I think treating it as a platform device is fine. Memory nodes are
special since the OS needs to know where it can allocate early in boot
and I don't see non-volatile memory as being similarly significant.
Fundamentally an NVDIMM is just a memory mapped storage device so we
should be able to defer looking at them until later in boot.

That said you might have problems with XIP kernels and what not. I
think that problem is better solved through other means though.

>> +             region@5000 {
>> +                     compatible = "nvdimm-region;
>> +                     reg = <0x00000001 0x00000000 0x00000000 0x40000000>
>> +
>> +             };
>> +
>> +             region@6000 {
>> +                     compatible = "nvdimm-region";
>> +                     reg = <0x00000001 0x00000000 0x00000000 0x40000000>
>
> Your reg property and unit-address don't match and you have overlapping
> regions.

Yep, those are completely screwed up.

>> +                     volatile;
>> +             };
>> +     };
>> +};
>> --
>> 2.9.5
>>
>> --
>> To unsubscribe from this list: send the line "unsubscribe devicetree" in
>> the body of a message to majordomo@vger.kernel.org
>> More majordomo info at  http://vger.kernel.org/majordomo-info.html
Rob Herring March 28, 2018, 5:06 p.m.
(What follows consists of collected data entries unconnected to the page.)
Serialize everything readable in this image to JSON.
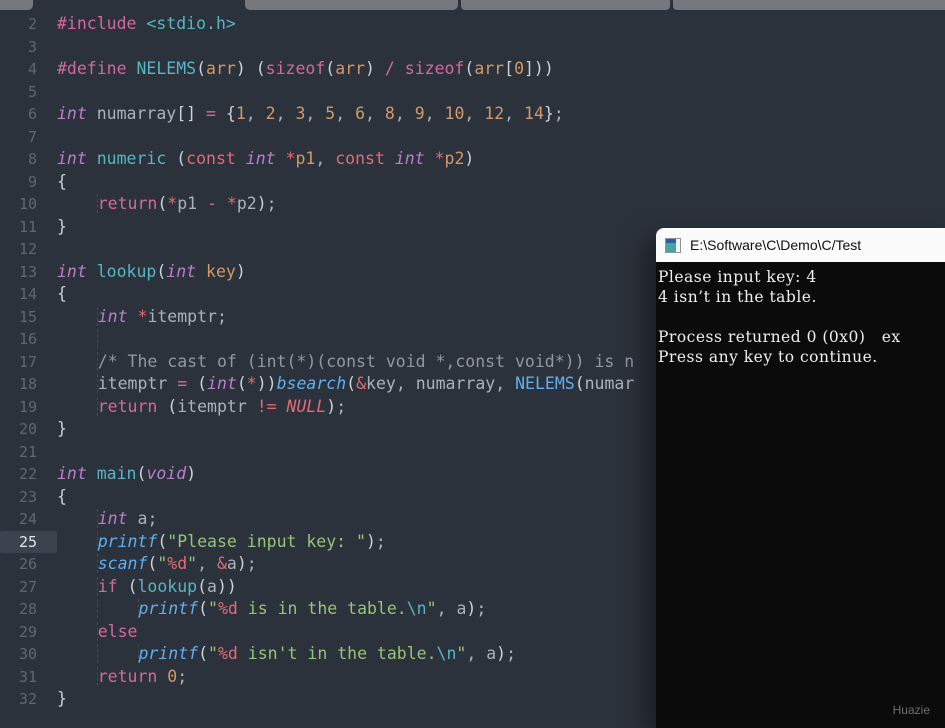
{
  "palette": {
    "editor_background": "#2c323c",
    "tabstrip_gray": "#75797f",
    "keyword_pink": "#d2699e",
    "type_purple": "#bc7ecb",
    "salmon_red": "#e06c75",
    "function_teal": "#56b6c2",
    "library_blue": "#61afef",
    "string_green": "#98c379",
    "number_orange": "#d19a66",
    "comment_gray": "#9198a3",
    "gutter_number": "#5e6773",
    "active_line_bg": "#3b434f",
    "console_background": "#0b0b0b",
    "console_text": "#efefef",
    "console_titlebar": "#fbfbfb"
  },
  "editor": {
    "active_line": "25",
    "lines": [
      {
        "n": "2",
        "seg": [
          [
            "k",
            "#include"
          ],
          [
            "p",
            " "
          ],
          [
            "f",
            "<stdio.h>"
          ]
        ]
      },
      {
        "n": "3",
        "seg": []
      },
      {
        "n": "4",
        "seg": [
          [
            "k",
            "#define"
          ],
          [
            "p",
            " "
          ],
          [
            "f",
            "NELEMS"
          ],
          [
            "b",
            "("
          ],
          [
            "n",
            "arr"
          ],
          [
            "b",
            ")"
          ],
          [
            "p",
            " "
          ],
          [
            "b",
            "("
          ],
          [
            "k",
            "sizeof"
          ],
          [
            "b",
            "("
          ],
          [
            "n",
            "arr"
          ],
          [
            "b",
            ")"
          ],
          [
            "p",
            " "
          ],
          [
            "k",
            "/"
          ],
          [
            "p",
            " "
          ],
          [
            "k",
            "sizeof"
          ],
          [
            "b",
            "("
          ],
          [
            "n",
            "arr"
          ],
          [
            "b",
            "["
          ],
          [
            "n",
            "0"
          ],
          [
            "b",
            "]))"
          ]
        ]
      },
      {
        "n": "5",
        "seg": []
      },
      {
        "n": "6",
        "seg": [
          [
            "t",
            "int"
          ],
          [
            "p",
            " "
          ],
          [
            "p",
            "numarray"
          ],
          [
            "b",
            "[]"
          ],
          [
            "p",
            " "
          ],
          [
            "k",
            "="
          ],
          [
            "p",
            " "
          ],
          [
            "b",
            "{"
          ],
          [
            "n",
            "1"
          ],
          [
            "p",
            ", "
          ],
          [
            "n",
            "2"
          ],
          [
            "p",
            ", "
          ],
          [
            "n",
            "3"
          ],
          [
            "p",
            ", "
          ],
          [
            "n",
            "5"
          ],
          [
            "p",
            ", "
          ],
          [
            "n",
            "6"
          ],
          [
            "p",
            ", "
          ],
          [
            "n",
            "8"
          ],
          [
            "p",
            ", "
          ],
          [
            "n",
            "9"
          ],
          [
            "p",
            ", "
          ],
          [
            "n",
            "10"
          ],
          [
            "p",
            ", "
          ],
          [
            "n",
            "12"
          ],
          [
            "p",
            ", "
          ],
          [
            "n",
            "14"
          ],
          [
            "b",
            "}"
          ],
          [
            "p",
            ";"
          ]
        ]
      },
      {
        "n": "7",
        "seg": []
      },
      {
        "n": "8",
        "seg": [
          [
            "t",
            "int"
          ],
          [
            "p",
            " "
          ],
          [
            "f",
            "numeric"
          ],
          [
            "p",
            " "
          ],
          [
            "b",
            "("
          ],
          [
            "r",
            "const"
          ],
          [
            "p",
            " "
          ],
          [
            "t",
            "int"
          ],
          [
            "p",
            " "
          ],
          [
            "r",
            "*"
          ],
          [
            "n",
            "p1"
          ],
          [
            "p",
            ", "
          ],
          [
            "r",
            "const"
          ],
          [
            "p",
            " "
          ],
          [
            "t",
            "int"
          ],
          [
            "p",
            " "
          ],
          [
            "r",
            "*"
          ],
          [
            "n",
            "p2"
          ],
          [
            "b",
            ")"
          ]
        ]
      },
      {
        "n": "9",
        "seg": [
          [
            "b",
            "{"
          ]
        ]
      },
      {
        "n": "10",
        "seg": [
          [
            "i",
            "    "
          ],
          [
            "k",
            "return"
          ],
          [
            "b",
            "("
          ],
          [
            "r",
            "*"
          ],
          [
            "p",
            "p1"
          ],
          [
            "p",
            " "
          ],
          [
            "k",
            "-"
          ],
          [
            "p",
            " "
          ],
          [
            "r",
            "*"
          ],
          [
            "p",
            "p2"
          ],
          [
            "b",
            ")"
          ],
          [
            "p",
            ";"
          ]
        ]
      },
      {
        "n": "11",
        "seg": [
          [
            "b",
            "}"
          ]
        ]
      },
      {
        "n": "12",
        "seg": []
      },
      {
        "n": "13",
        "seg": [
          [
            "t",
            "int"
          ],
          [
            "p",
            " "
          ],
          [
            "f",
            "lookup"
          ],
          [
            "b",
            "("
          ],
          [
            "t",
            "int"
          ],
          [
            "p",
            " "
          ],
          [
            "n",
            "key"
          ],
          [
            "b",
            ")"
          ]
        ]
      },
      {
        "n": "14",
        "seg": [
          [
            "b",
            "{"
          ]
        ]
      },
      {
        "n": "15",
        "seg": [
          [
            "i",
            "    "
          ],
          [
            "t",
            "int"
          ],
          [
            "p",
            " "
          ],
          [
            "r",
            "*"
          ],
          [
            "p",
            "itemptr"
          ],
          [
            "p",
            ";"
          ]
        ]
      },
      {
        "n": "16",
        "seg": [
          [
            "i",
            "    "
          ]
        ]
      },
      {
        "n": "17",
        "seg": [
          [
            "i",
            "    "
          ],
          [
            "c",
            "/* The cast of (int(*)(const void *,const void*)) is n"
          ]
        ]
      },
      {
        "n": "18",
        "seg": [
          [
            "i",
            "    "
          ],
          [
            "p",
            "itemptr"
          ],
          [
            "p",
            " "
          ],
          [
            "k",
            "="
          ],
          [
            "p",
            " "
          ],
          [
            "b",
            "("
          ],
          [
            "t",
            "int"
          ],
          [
            "b",
            "("
          ],
          [
            "r",
            "*"
          ],
          [
            "b",
            "))"
          ],
          [
            "l",
            "bsearch"
          ],
          [
            "b",
            "("
          ],
          [
            "r",
            "&"
          ],
          [
            "p",
            "key"
          ],
          [
            "p",
            ", "
          ],
          [
            "p",
            "numarray"
          ],
          [
            "p",
            ", "
          ],
          [
            "lu",
            "NELEMS"
          ],
          [
            "b",
            "("
          ],
          [
            "p",
            "numar"
          ]
        ]
      },
      {
        "n": "19",
        "seg": [
          [
            "i",
            "    "
          ],
          [
            "k",
            "return"
          ],
          [
            "p",
            " "
          ],
          [
            "b",
            "("
          ],
          [
            "p",
            "itemptr"
          ],
          [
            "p",
            " "
          ],
          [
            "r",
            "!="
          ],
          [
            "p",
            " "
          ],
          [
            "ri",
            "NULL"
          ],
          [
            "b",
            ")"
          ],
          [
            "p",
            ";"
          ]
        ]
      },
      {
        "n": "20",
        "seg": [
          [
            "b",
            "}"
          ]
        ]
      },
      {
        "n": "21",
        "seg": []
      },
      {
        "n": "22",
        "seg": [
          [
            "t",
            "int"
          ],
          [
            "p",
            " "
          ],
          [
            "f",
            "main"
          ],
          [
            "b",
            "("
          ],
          [
            "t",
            "void"
          ],
          [
            "b",
            ")"
          ]
        ]
      },
      {
        "n": "23",
        "seg": [
          [
            "b",
            "{"
          ]
        ]
      },
      {
        "n": "24",
        "seg": [
          [
            "i",
            "    "
          ],
          [
            "t",
            "int"
          ],
          [
            "p",
            " "
          ],
          [
            "p",
            "a"
          ],
          [
            "p",
            ";"
          ]
        ]
      },
      {
        "n": "25",
        "hl": true,
        "seg": [
          [
            "i",
            "    "
          ],
          [
            "l",
            "printf"
          ],
          [
            "b",
            "("
          ],
          [
            "s",
            "\"Please input key: \""
          ],
          [
            "b",
            ")"
          ],
          [
            "p",
            ";"
          ]
        ]
      },
      {
        "n": "26",
        "seg": [
          [
            "i",
            "    "
          ],
          [
            "l",
            "scanf"
          ],
          [
            "b",
            "("
          ],
          [
            "s",
            "\""
          ],
          [
            "r",
            "%d"
          ],
          [
            "s",
            "\""
          ],
          [
            "p",
            ", "
          ],
          [
            "r",
            "&"
          ],
          [
            "p",
            "a"
          ],
          [
            "b",
            ")"
          ],
          [
            "p",
            ";"
          ]
        ]
      },
      {
        "n": "27",
        "seg": [
          [
            "i",
            "    "
          ],
          [
            "k",
            "if"
          ],
          [
            "p",
            " "
          ],
          [
            "b",
            "("
          ],
          [
            "f",
            "lookup"
          ],
          [
            "b",
            "("
          ],
          [
            "p",
            "a"
          ],
          [
            "b",
            "))"
          ]
        ]
      },
      {
        "n": "28",
        "seg": [
          [
            "i",
            "    "
          ],
          [
            "i",
            "    "
          ],
          [
            "l",
            "printf"
          ],
          [
            "b",
            "("
          ],
          [
            "s",
            "\""
          ],
          [
            "r",
            "%d"
          ],
          [
            "s",
            " is in the table."
          ],
          [
            "e",
            "\\n"
          ],
          [
            "s",
            "\""
          ],
          [
            "p",
            ", "
          ],
          [
            "p",
            "a"
          ],
          [
            "b",
            ")"
          ],
          [
            "p",
            ";"
          ]
        ]
      },
      {
        "n": "29",
        "seg": [
          [
            "i",
            "    "
          ],
          [
            "k",
            "else"
          ]
        ]
      },
      {
        "n": "30",
        "seg": [
          [
            "i",
            "    "
          ],
          [
            "i",
            "    "
          ],
          [
            "l",
            "printf"
          ],
          [
            "b",
            "("
          ],
          [
            "s",
            "\""
          ],
          [
            "r",
            "%d"
          ],
          [
            "s",
            " isn't in the table."
          ],
          [
            "e",
            "\\n"
          ],
          [
            "s",
            "\""
          ],
          [
            "p",
            ", "
          ],
          [
            "p",
            "a"
          ],
          [
            "b",
            ")"
          ],
          [
            "p",
            ";"
          ]
        ]
      },
      {
        "n": "31",
        "seg": [
          [
            "i",
            "    "
          ],
          [
            "k",
            "return"
          ],
          [
            "p",
            " "
          ],
          [
            "n",
            "0"
          ],
          [
            "p",
            ";"
          ]
        ]
      },
      {
        "n": "32",
        "seg": [
          [
            "b",
            "}"
          ]
        ]
      }
    ]
  },
  "console": {
    "title": "E:\\Software\\C\\Demo\\C/Test",
    "icon": "console-window-icon",
    "output_lines": [
      "Please input key: 4",
      "4 isn’t in the table.",
      "",
      "Process returned 0 (0x0)   ex",
      "Press any key to continue."
    ],
    "watermark": "Huazie"
  }
}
UTC | #3
On Tue, Mar 27, 2018 at 9:53 AM, Oliver <oohall@gmail.com> wrote:
> On Tue, Mar 27, 2018 at 9:24 AM, Rob Herring <robh@kernel.org> wrote:
>> On Fri, Mar 23, 2018 at 07:12:09PM +1100, Oliver O'Halloran wrote:
>>> Add device-tree binding documentation for the nvdimm region driver.
>>>
>>> Cc: devicetree@vger.kernel.org
>>> Signed-off-by: Oliver O'Halloran <oohall@gmail.com>
>>> ---
>>>  .../devicetree/bindings/nvdimm/nvdimm-region.txt   | 45 ++++++++++++++++++++++
>>>  1 file changed, 45 insertions(+)
>>>  create mode 100644 Documentation/devicetree/bindings/nvdimm/nvdimm-region.txt
>>>
>>> diff --git a/Documentation/devicetree/bindings/nvdimm/nvdimm-region.txt b/Documentation/devicetree/bindings/nvdimm/nvdimm-region.txt
>>> new file mode 100644
>>> index 000000000000..02091117ff16
>>> --- /dev/null
>>> +++ b/Documentation/devicetree/bindings/nvdimm/nvdimm-region.txt
>>> @@ -0,0 +1,45 @@
>>> +Device-tree bindings for NVDIMM memory regions
>>> +-----------------------------------------------------
>>> +
>>> +Non-volatile DIMMs are memory modules used to provide (cacheable) main memory
>>
>> Are DIMMs always going to be the only form factor for NV memory?
>>
>> And if you have multiple DIMMs, does each DT node correspond to a DIMM?
>
> A nvdimm-region might correspond to a single NVDIMM, a set of
> interleaved NVDIMMs, or it might just be a chunk of normal memory that
> you want treated as a NVDIMM for some reason. The last case is useful
> for provisioning install media on servers since it allows you do
> download a DVD image, turn it into an nvdimm-region, and kexec into
> the installer which can use it as a root disk. That may seem a little
> esoteric, but it's handy and we're using a full linux environment for
> our boot loader so it's easy to make use of.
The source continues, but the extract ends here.